I was married, to a Catholic man who thought as you do. That I should use NFP and if any pregnancys slipped through then I was suppose to give the child up for adoption because he didn't want any kids. I'm not a breeder for childless people. I had 2 children in that marriage before it was over. I started having problems carrying my second child.
My 3rd child happened because I'm human and I had another relationship. I had life threatning problems with him, my baby was in danger of dying everyday of that pregnancy, I lived with the fear of losing my child 24/7 of those months.
Even when he was finally big enough to birth he was in trouble, he was breech and one leg slippped out while his other was bent up inside me, I had to have an emergency C-section while they raced to get him out my belly before he came all the way out the natural way and ripped us both apart.
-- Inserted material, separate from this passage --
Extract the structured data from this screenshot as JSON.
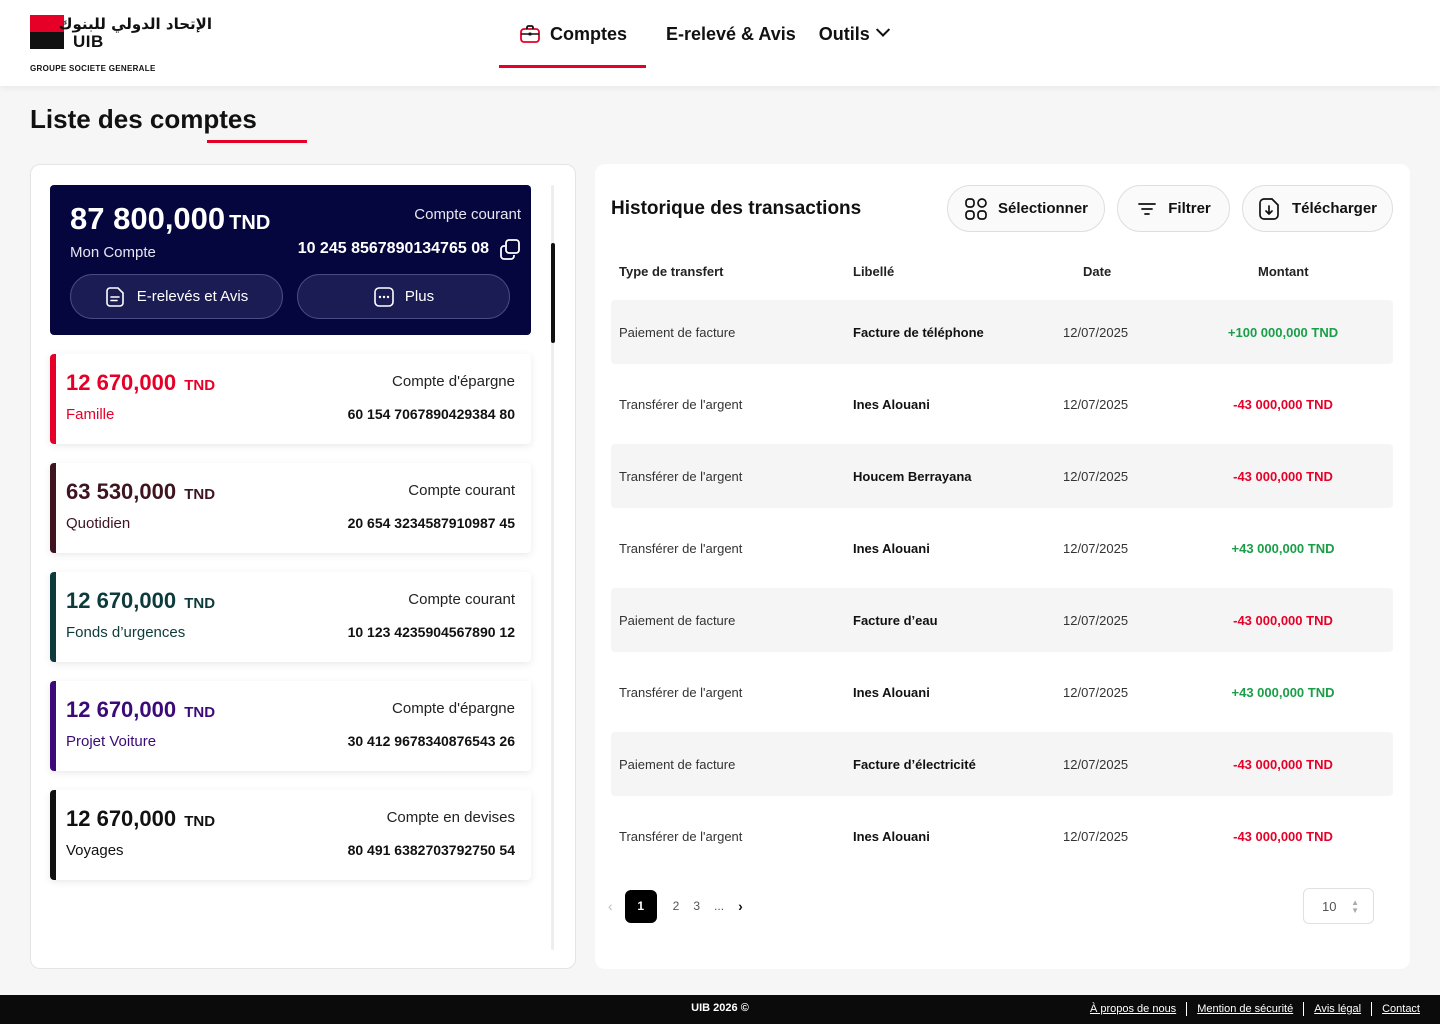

I should also say I have fast birthing times, my very first child in under 3 hours, second in 45 minutes and my 3rd was a frikkin race to surgery. I don't get much time to deal with issues that come up.
No way was I going to put me or another child in danger and leave my other children orphans.
I was in my 30's at the time and knew there would be more relationships in my life. Steralization was recomended and I agreed.
Your ex-husband sounds like a nut-case. I never heard of anyone using NFP who would place a baby up for adoption if one were conceived.
But that being said, even if someone has a legitimate reason for not having more children, including health reasons, that still does not justify sterilization. The whole point of the article was that direct sterilization is always wrong. A good end does not justify a bad means. If that were the case, then abortion would be morally permissible if the individual had a good reason for getting one. Or murder. Or theft. Etc.